- Partner: CSIR with Praekelt
- Students: Joseph Sefara (UL), Thulani Khumalo(UCT)
- Project Lead: Dr. Vukosi Marivate
- Project Mentors: Abiodun Modupe
- Year: 2017/2018
Statistical machine translation (SMT) was a promising paradigm for extracting knowledge from parallel pairs of sentences. Most of the methods achieved competitive accurracies by performing empirical evaluations using training data for language pairs such as English-French but learn very poorly from low -resourced languages. This behaviour makes SMT a poor options for low-resourced languages where parallel data such as Sepedi and isiZulu languages in South Africa are scarce. Pre-trained word embeddings like fastText, Word2vec, and GloVec improved the lexical features over word by placing each word in a lower-dimensional space, using distributional information obtained from unlabeled data.

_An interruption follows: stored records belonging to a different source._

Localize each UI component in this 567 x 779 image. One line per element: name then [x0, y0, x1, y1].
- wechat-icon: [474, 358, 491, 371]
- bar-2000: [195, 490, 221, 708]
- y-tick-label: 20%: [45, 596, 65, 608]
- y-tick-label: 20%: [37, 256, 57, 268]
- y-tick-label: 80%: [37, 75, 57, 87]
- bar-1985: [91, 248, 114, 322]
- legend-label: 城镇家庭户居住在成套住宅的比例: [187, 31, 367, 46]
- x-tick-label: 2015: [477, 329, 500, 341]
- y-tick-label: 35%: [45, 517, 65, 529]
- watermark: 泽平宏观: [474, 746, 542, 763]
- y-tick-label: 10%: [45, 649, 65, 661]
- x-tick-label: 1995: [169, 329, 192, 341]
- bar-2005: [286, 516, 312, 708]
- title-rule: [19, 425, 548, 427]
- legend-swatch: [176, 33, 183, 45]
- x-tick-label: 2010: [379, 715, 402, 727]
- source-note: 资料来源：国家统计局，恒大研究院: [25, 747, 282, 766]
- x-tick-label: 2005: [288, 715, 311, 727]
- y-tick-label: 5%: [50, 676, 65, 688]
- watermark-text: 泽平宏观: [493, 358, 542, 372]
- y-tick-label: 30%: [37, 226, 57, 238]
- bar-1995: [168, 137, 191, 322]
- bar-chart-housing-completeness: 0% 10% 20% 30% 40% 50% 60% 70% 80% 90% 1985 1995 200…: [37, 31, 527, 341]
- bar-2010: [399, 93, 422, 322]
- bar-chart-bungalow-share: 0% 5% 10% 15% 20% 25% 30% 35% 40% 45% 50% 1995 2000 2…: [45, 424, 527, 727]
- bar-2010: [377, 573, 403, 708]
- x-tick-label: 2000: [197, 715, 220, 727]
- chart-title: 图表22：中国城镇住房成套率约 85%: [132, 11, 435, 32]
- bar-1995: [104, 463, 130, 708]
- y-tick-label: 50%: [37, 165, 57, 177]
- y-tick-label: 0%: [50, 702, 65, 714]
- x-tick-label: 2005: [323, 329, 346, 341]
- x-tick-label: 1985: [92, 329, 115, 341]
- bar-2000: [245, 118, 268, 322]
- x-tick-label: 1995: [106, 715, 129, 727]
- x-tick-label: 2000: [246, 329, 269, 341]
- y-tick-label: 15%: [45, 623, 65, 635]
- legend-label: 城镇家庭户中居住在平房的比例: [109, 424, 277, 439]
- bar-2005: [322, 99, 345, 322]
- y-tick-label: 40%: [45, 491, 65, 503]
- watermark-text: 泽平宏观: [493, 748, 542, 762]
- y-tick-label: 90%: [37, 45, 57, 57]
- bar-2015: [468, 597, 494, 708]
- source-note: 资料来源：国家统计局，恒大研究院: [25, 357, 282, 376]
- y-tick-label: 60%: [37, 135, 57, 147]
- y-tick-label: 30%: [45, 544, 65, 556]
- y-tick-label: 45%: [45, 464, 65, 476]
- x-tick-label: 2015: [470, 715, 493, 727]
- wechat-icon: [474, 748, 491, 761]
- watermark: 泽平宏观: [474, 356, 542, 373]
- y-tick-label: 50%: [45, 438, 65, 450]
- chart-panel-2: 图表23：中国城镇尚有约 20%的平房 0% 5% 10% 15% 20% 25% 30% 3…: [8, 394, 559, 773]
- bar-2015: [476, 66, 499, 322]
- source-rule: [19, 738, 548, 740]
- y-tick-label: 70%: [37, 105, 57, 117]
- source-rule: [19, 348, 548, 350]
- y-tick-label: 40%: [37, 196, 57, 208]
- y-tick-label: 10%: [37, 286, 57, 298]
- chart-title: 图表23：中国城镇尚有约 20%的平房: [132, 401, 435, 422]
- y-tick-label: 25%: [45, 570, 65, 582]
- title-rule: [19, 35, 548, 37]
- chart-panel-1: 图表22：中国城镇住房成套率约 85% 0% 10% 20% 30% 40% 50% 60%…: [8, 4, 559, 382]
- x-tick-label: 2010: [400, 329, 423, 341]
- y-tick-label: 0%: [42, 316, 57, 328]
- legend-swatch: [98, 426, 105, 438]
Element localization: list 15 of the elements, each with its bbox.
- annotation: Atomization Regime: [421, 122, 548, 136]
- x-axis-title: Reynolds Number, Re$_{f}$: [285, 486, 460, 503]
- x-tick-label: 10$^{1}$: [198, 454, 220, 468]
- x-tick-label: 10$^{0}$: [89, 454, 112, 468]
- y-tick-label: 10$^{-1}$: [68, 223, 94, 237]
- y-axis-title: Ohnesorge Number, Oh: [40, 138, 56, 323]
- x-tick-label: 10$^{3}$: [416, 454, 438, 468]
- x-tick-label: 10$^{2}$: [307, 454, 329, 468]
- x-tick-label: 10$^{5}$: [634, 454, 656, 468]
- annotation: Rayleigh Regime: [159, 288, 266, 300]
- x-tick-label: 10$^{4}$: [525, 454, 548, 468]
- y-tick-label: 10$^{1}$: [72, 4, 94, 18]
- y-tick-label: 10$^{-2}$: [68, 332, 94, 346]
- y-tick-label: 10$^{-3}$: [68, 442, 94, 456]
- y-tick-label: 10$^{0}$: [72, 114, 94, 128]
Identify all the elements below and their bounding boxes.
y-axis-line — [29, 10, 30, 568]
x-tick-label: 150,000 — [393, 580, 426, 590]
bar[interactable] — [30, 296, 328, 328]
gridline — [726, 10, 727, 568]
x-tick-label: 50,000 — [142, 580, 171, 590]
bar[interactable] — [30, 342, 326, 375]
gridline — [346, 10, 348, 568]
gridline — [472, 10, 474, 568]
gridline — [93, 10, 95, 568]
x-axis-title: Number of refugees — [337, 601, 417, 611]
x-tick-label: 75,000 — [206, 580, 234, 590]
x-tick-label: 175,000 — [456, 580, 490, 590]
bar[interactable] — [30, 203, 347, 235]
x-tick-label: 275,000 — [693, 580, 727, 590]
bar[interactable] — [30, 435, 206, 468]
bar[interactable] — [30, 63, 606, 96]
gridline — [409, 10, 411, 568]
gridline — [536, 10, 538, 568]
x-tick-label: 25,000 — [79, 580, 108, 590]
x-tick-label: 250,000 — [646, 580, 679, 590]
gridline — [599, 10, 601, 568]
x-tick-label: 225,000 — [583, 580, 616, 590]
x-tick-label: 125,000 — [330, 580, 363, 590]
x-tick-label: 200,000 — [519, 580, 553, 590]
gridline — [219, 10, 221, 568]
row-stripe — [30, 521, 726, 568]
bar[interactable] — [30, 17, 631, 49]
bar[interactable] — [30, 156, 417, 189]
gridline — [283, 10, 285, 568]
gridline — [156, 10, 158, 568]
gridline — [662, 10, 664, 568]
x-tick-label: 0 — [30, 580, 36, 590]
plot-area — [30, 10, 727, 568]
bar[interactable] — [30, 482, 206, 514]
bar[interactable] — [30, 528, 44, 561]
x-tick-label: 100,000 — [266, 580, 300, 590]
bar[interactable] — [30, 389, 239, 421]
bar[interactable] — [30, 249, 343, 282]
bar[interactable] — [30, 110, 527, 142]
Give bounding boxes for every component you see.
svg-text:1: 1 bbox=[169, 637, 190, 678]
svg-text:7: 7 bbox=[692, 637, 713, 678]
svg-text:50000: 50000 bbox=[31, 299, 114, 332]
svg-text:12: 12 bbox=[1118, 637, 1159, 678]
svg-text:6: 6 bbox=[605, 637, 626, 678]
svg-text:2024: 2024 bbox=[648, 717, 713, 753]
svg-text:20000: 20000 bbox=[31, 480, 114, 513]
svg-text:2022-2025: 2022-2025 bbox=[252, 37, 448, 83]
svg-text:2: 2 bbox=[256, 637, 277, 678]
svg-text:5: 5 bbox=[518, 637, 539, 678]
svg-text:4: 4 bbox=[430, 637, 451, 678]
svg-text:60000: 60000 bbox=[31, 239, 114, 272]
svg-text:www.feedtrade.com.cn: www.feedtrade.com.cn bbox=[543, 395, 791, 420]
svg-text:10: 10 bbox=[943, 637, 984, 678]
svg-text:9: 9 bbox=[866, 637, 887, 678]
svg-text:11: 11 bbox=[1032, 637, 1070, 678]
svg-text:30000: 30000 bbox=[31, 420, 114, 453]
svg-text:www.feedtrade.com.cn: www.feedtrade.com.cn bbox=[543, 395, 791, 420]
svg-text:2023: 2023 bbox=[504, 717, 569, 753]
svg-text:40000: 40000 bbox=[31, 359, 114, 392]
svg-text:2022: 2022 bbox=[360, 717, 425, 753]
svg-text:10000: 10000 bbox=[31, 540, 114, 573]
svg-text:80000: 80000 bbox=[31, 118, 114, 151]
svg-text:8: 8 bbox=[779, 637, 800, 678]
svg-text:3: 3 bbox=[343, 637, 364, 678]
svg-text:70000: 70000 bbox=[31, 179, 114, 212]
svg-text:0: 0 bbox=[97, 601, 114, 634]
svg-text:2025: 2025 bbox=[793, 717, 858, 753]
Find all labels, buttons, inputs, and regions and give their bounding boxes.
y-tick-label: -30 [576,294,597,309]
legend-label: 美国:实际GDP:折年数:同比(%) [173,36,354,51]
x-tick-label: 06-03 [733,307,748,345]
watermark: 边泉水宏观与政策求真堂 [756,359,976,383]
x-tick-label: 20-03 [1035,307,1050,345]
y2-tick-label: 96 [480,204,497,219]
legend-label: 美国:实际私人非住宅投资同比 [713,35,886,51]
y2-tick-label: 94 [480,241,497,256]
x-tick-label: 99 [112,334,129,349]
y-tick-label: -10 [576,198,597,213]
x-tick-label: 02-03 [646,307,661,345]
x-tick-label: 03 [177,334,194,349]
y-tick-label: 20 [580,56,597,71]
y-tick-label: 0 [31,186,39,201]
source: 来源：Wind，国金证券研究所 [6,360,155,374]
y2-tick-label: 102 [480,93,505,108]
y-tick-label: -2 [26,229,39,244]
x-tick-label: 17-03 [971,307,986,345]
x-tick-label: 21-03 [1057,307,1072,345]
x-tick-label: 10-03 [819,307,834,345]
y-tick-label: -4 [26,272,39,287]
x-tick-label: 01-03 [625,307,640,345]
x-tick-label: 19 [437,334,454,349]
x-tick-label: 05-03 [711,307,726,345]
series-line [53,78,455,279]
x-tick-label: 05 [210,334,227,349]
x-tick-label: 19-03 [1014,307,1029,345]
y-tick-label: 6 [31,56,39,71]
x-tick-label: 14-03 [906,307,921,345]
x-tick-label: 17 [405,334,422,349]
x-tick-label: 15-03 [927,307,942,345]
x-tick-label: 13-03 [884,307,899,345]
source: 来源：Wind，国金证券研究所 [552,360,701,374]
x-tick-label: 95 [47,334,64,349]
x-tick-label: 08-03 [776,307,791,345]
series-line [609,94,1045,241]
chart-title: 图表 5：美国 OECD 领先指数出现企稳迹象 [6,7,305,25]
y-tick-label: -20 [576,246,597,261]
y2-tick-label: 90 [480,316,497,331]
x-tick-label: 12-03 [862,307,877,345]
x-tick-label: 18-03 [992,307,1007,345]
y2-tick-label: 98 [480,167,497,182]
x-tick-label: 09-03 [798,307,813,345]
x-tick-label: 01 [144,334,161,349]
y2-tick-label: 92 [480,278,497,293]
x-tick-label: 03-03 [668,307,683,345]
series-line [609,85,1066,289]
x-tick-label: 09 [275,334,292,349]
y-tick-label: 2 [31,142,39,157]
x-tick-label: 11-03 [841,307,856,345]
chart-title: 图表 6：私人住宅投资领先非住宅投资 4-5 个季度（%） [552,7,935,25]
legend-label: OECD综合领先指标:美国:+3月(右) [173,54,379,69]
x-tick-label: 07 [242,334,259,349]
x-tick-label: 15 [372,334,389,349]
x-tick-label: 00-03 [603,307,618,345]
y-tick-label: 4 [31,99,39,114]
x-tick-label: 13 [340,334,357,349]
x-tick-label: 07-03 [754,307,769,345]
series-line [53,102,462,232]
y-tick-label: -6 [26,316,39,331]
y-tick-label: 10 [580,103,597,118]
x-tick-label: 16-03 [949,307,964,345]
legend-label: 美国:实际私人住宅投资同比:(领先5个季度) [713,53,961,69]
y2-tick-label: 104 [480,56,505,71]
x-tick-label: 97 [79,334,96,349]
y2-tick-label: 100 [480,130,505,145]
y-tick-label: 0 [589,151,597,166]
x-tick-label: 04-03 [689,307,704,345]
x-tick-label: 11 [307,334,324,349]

However, the effectiveness of word embedding for down streamed NLP tasks such as low-resourced language is limited in vocabulary and quality of semantic similarity between pairs of words in a corpus are not well represented. The aim of the study is to measure and improve the quality of both the word embedding and semantic similarity training and testing datasets for our local languages. We developed and evaluated the system on data from the internet and secondary data from language resource management agency.